Callers who attempted to unsuccessfully purchase tickets for Glasgow 2014 but were charged in error will be refunded as soon as possible, organisers have confirmed, as problems with their ticketing system continues.
This follows numerous reports that callers who were unable to get through were charged anyway as the crisis surrounding the final round of ticket sales, which began on Monday (May 12), takes another turn for the worse.
One unsuccessful purchaser, Gary Baker, told insidethegames he had received a phone call from service provider BT regarding more than 500 unconnected calls to the ticket hotline for tickets between 10am and 2.30pm on Monday.
Although he has attempted to contact the Organising Committee since, Baker claims they "washed their hands of it" and insisted it is a Ticketmaster issue, as did BT, with Ticketmaster not responding to his email.
But following this, a Glasgow 2014 statement this morning "confirmed that some callers to the Glasgow 2014 ticket line who received an engaged tone on the ticketing phonelines were charged in error by Talk Talk Business, a supplier of Ticketmaster".
The statement added: "We apologise unreservedly for this and are working now with Ticketmaster and Talk Talk Business to ensure customers affected by this are refunded these charges as soon as possible".

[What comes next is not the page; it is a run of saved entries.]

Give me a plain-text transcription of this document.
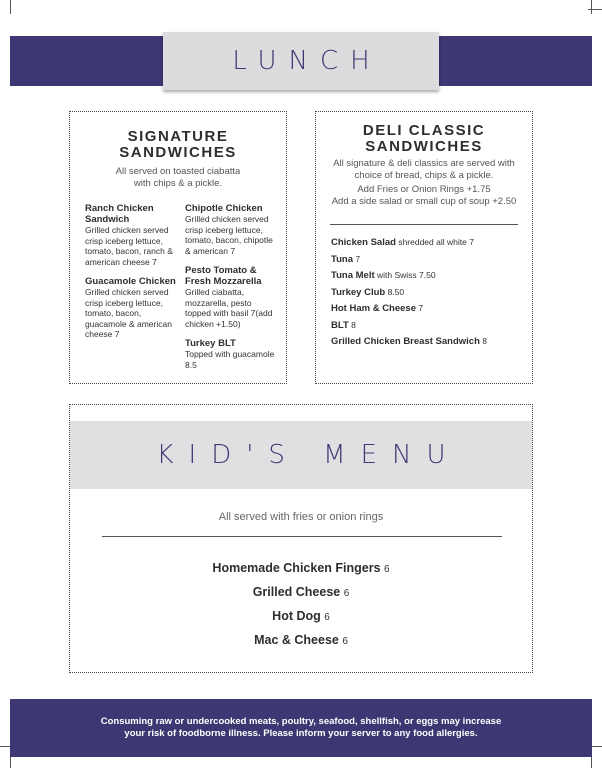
LUNCH
SIGNATURE
SANDWICHES
All served on toasted ciabatta
with chips & a pickle.
Ranch Chicken Sandwich
Grilled chicken served crisp iceberg lettuce, tomato, bacon, ranch & american cheese 7
Guacamole Chicken
Grilled chicken served crisp iceberg lettuce, tomato, bacon, guacamole & american cheese 7
Chipotle Chicken
Grilled chicken served crisp iceberg lettuce, tomato, bacon, chipotle & american 7
Pesto Tomato & Fresh Mozzarella
Grilled ciabatta, mozzarella, pesto topped with basil 7(add chicken +1.50)
Turkey BLT
Topped with guacamole 8.5
DELI CLASSIC
SANDWICHES
All signature & deli classics are served with
choice of bread, chips & a pickle.
Add Fries or Onion Rings +1.75
Add a side salad or small cup of soup +2.50
Chicken Salad shredded all white 7
Tuna 7
Tuna Melt with Swiss 7.50
Turkey Club 8.50
Hot Ham & Cheese 7
BLT 8
Grilled Chicken Breast Sandwich 8
KID'S MENU
All served with fries or onion rings
Homemade Chicken Fingers 6
Grilled Cheese 6
Hot Dog 6
Mac & Cheese 6
Consuming raw or undercooked meats, poultry, seafood, shellfish, or eggs may increase
your risk of foodborne illness. Please inform your server to any food allergies.
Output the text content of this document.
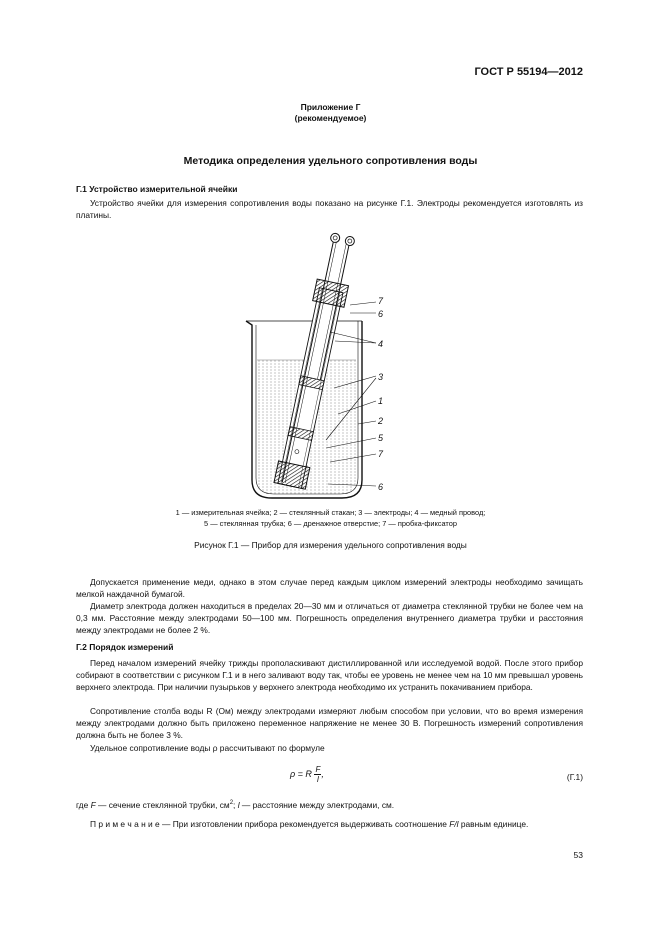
ГОСТ Р 55194—2012
Приложение Г
(рекомендуемое)
Методика определения удельного сопротивления воды
Г.1 Устройство измерительной ячейки
Устройство ячейки для измерения сопротивления воды показано на рисунке Г.1. Электроды рекомендуется изготовлять из платины.
7
6
4
3
1
2
5
7
6
1 — измерительная ячейка; 2 — стеклянный стакан; 3 — электроды; 4 — медный провод;
5 — стеклянная трубка; 6 — дренажное отверстие; 7 — пробка-фиксатор
Рисунок Г.1 — Прибор для измерения удельного сопротивления воды
Допускается применение меди, однако в этом случае перед каждым циклом измерений электроды необходимо зачищать мелкой наждачной бумагой.
Диаметр электрода должен находиться в пределах 20—30 мм и отличаться от диаметра стеклянной трубки не более чем на 0,3 мм. Расстояние между электродами 50—100 мм. Погрешность определения внутреннего диаметра трубки и расстояния между электродами не более 2 %.
Г.2 Порядок измерений
Перед началом измерений ячейку трижды прополаскивают дистиллированной или исследуемой водой. После этого прибор собирают в соответствии с рисунком Г.1 и в него заливают воду так, чтобы ее уровень не менее чем на 10 мм превышал уровень верхнего электрода. При наличии пузырьков у верхнего электрода необходимо их устранить покачиванием прибора.
Сопротивление столба воды R (Ом) между электродами измеряют любым способом при условии, что во время измерения между электродами должно быть приложено переменное напряжение не менее 30 В. Погрешность измерений сопротивления должна быть не более 3 %.
Удельное сопротивление воды ρ рассчитывают по формуле
ρ = R $\frac{F}{l}$ ,	(Г.1)
где F — сечение стеклянной трубки, $см^2$; l — расстояние между электродами, см.
П р и м е ч а н и е — При изготовлении прибора рекомендуется выдерживать соотношение F/l равным единице.
53
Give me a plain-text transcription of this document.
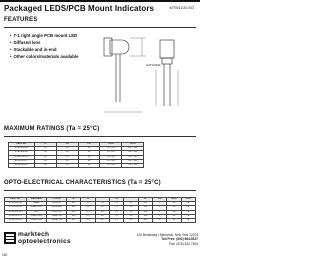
Packaged LEDS/PCB Mount Indicators	MTB4100-SO
FEATURES
• T-1 right angle PCB mount LED
• Diffused lens
• Stackable and in-end
• Other colors/materials available
CATHODE
MAXIMUM RATINGS (Ta = 25°C)
PART NO.	IF	VR	PD	TOPR	TSTG
MTB4100-RO	30	5.0	80	-25~+85	-40~+100
MTB4100-HO	30	5.0	80	-25~+85	-40~+100
MTB4100-GO	30	5.0	80	-25~+85	-40~+100
MTB4100-YO	30	5.0	80	-25~+85	-40~+100
MTB4100-SO	30	5.0	80	-25~+85	-40~+100
OPTO-ELECTRICAL CHARACTERISTICS (Ta = 25°C)
PART NO.	MATERIAL	COLOR	λP	IV		VF		IR	VR	2θ1/2	PKG
MTB4100-RO	GaAsP	Red Diff	697	1.0	2.0	2.1	2.8	100	5	90	A
MTB4100-HO	GaAsP/GaP	Hi-Eff Red	635	4.0	8.0	2.1	2.8	100	5	90	A
MTB4100-GO	GaP	Green Diff	565	4.0	8.0	2.1	2.8	100	5	90	A
MTB4100-YO	GaAsP/GaP	Yellow Diff	585	4.0	8.0	2.1	2.8	100	5	90	A
MTB4100-SO	GaAsP/GaP	Orange Diff	610	4.0	8.0	2.1	2.8	100	5	90	A
marktech
optoelectronics
120 Broadway • Menands, New York 12204
Toll Free: (800) 984-5337
Fax: (518) 432-7454
160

The embarrassment for Ticketmaster, who also experienced problems when overseeing the ticket-selling process for the London 2012 Olympics, hit a new low this afternoon when England 2015 Rugby World Cup organisers confirmed they have postponed a first round of 500,000 ticket sales, for English rugby clubs, planned for tomorrow.
This comes after a raft of problems with the final round of Commonwealth Games sales this week, with the process being shut down twice after proving incapable of coping with the high demand.
Chris Edmonds, the head of Ticketmaster UK, the Official Ticketing Services Provider for the Games, insisted problems will be resolved "very soon" as an "urgent review" is carried out.
Speaking this afternoon, a further update provided by Glasgow 2014 chief executive David Grevemberg appeared more optimistic, although no development is forecast until tomorrow (May 16).
"We're pleased to have met with the cabinet secretary this morning to give her a full update on the progress being made in getting tickets back on sale to the public," Grevemberg reported.
"This was a constructive and positive meeting where we outlined the options and testing required to ensure we can put tickets back on sale with confidence.
"Our priority is ensuring the experience of securing tickets for the Commonwealth Games is a positive one for all our customers and we look forward to sharing our plans tomorrow."
In a distinct case of déjà vu, Ticketmaster also received criticism when responsible for ticket sales ahead of London 2012.
On that occasion people continually complained they could not log on to the website, leading to the process being temporarily suspended, although the company has insisted the current situation is very different the one encountered on that occasion.
In response to the latest setback, a TalkTalk Business statement has also admitted unsuccessful buyers were charged by mistake.
"It has come to our attention that, due to a human programming error, we did not deliver the service that had been agreed with Ticketmaster during the general ticket sale for the Commonwealth Games," a spokesperson said.
"This meant that some customers who called the Commonwealth Games ticket line and received the engaged tone were charged for the call costs in error.
"We would stress that this issue did not affect all callers to the ticket line and we sincerely apologise for the inconvenience this has caused.
The 100,000 tickets due to be sold this week are part of a contingency set aside from the one million total tickets, ahead of the beginning of the Games on July 23.